The main difference is that instead of ensuring correct invariant when
we store anything into the heap (e.g. read-barrier before reads,
write-barrier before writes, plus a bunch of other stuff), we ensure the
invariance on objects when they get loaded, by employing what is
currently our write-barrier.

The reason why I'm proposing it is:
- simpler barrier interface
- easier to get good performance out of it
  ==> good for upcoming Graal (sup)port
- reduced maintenance burden (I intend to backport it all the way)

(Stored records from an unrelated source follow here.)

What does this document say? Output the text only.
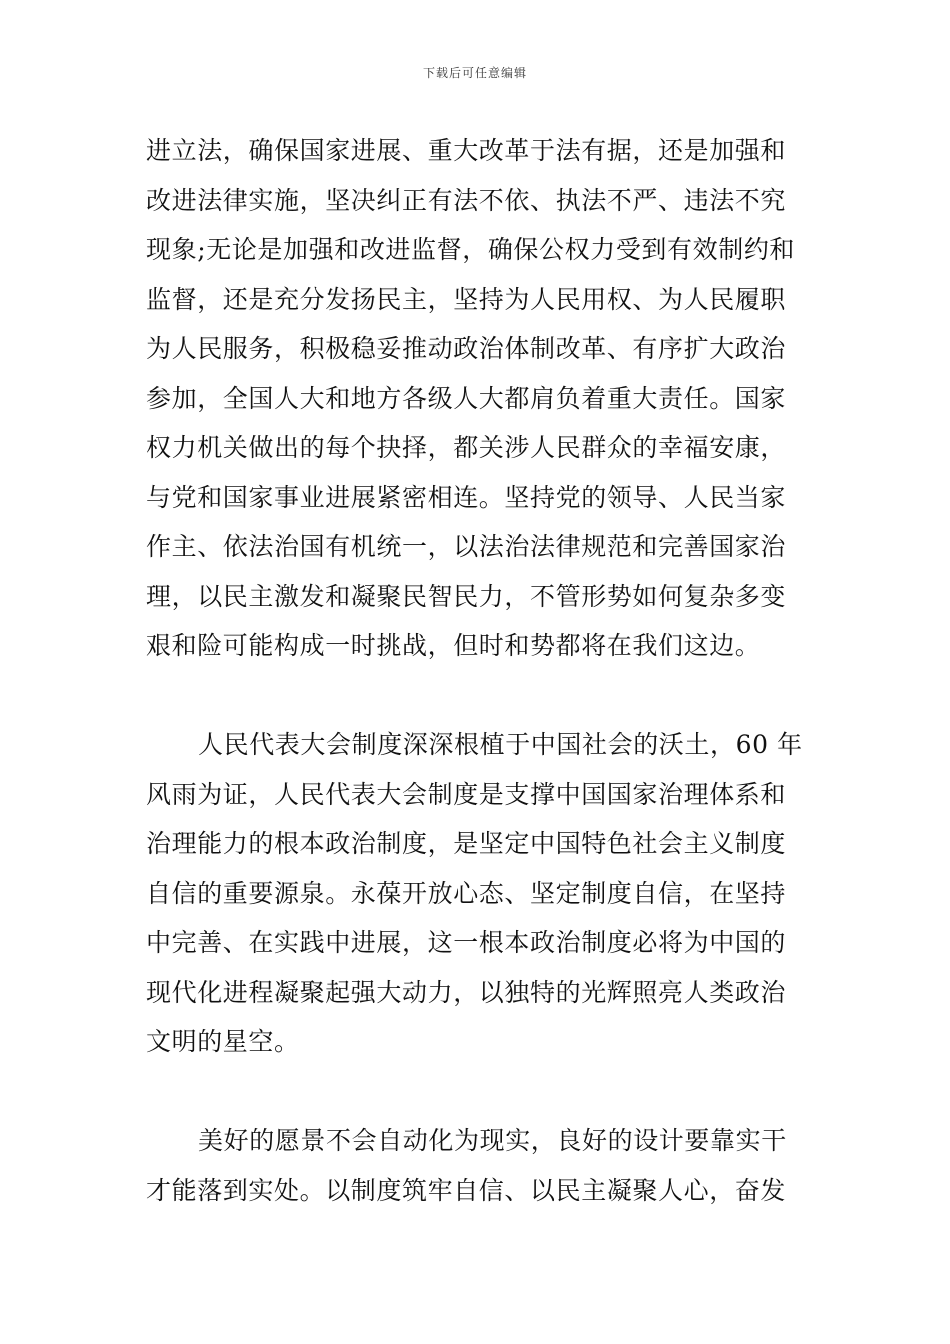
下载后可任意编辑
进立法，确保国家进展、重大改革于法有据，还是加强和
改进法律实施，坚决纠正有法不依、执法不严、违法不究
现象;无论是加强和改进监督，确保公权力受到有效制约和
监督，还是充分发扬民主，坚持为人民用权、为人民履职
为人民服务，积极稳妥推动政治体制改革、有序扩大政治
参加，全国人大和地方各级人大都肩负着重大责任。国家
权力机关做出的每个抉择，都关涉人民群众的幸福安康，
与党和国家事业进展紧密相连。坚持党的领导、人民当家
作主、依法治国有机统一，以法治法律规范和完善国家治
理，以民主激发和凝聚民智民力，不管形势如何复杂多变
艰和险可能构成一时挑战，但时和势都将在我们这边。
人民代表大会制度深深根植于中国社会的沃土，60 年
风雨为证，人民代表大会制度是支撑中国国家治理体系和
治理能力的根本政治制度，是坚定中国特色社会主义制度
自信的重要源泉。永葆开放心态、坚定制度自信，在坚持
中完善、在实践中进展，这一根本政治制度必将为中国的
现代化进程凝聚起强大动力，以独特的光辉照亮人类政治
文明的星空。
美好的愿景不会自动化为现实，良好的设计要靠实干
才能落到实处。以制度筑牢自信、以民主凝聚人心，奋发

This has a number of advantages:
- Strong invariant means it's a lot easier to reason about the state of
GC and objects
- Much simpler barrier interface. Infact, a lot of stuff that we added
to barrier interfaces after JDK11 will now become unused: no need for
barriers on primitives, no need for object equality barriers, etc. Also,
some C2 stuff that we added for Shenandoah can now be removed again.
- Optimization is much easier: we currently put barriers 'down low'
close to their uses (which might be inside a hot loop), and then work
hard to optimize barriers upwards, e.g. out of loops. By using
load-ref-barriers, we would place them at the outermost site already.
Look how much code is removed from shenandoahSupport.cpp!
- No more need for object equals barriers.
- No more need for 'resolve' barriers.
- All barriers are now conditional, which opens up opportunity for
further optimization later on.
- we can re-enable the fast JNI getfield stuff
- we no longer need the nmethod initializer that initializes embedded
oops to to-space
- We no longer have the problem to use two registers for 'the same'
value (pre- and post-barrier). We can eliminate the corresponding
optimization pass and remaining shared code changes in block.hpp and lcm.cpp

The 'only' optimizations that we do in C2 are:
- Look upwards and see if barrier input indicates we don't actually need
the barrier. Would be the case for: constants, nulls, method parameters,
etc (anything that is not like a load). Even though we insert barriers
after loads, you'd be surprised to see how many loads actually disappear.
- Look downwards to check uses of the barrier. If it doesn't feed into
anything that requires a barrier, we can remove it.

Performance doesn't seem to be negatively impacted at all. Some
benchmarks benefit positively from it. I see confusing results from
CryptoAes benchmark, which we are currently investigating, however it
doesn't seem related by barrier impact nor GC activity. Probably
run-to-run variance.

Testing: hotspot_gc_shenandoah, SPECjvm2008, SPECjbb2015, all of them
many times
Webrev:
http://cr.openjdk.java.net/~rkennke/load-ref-barriers/webrev.00/

Thanks to Roland for helping out many times on C2!!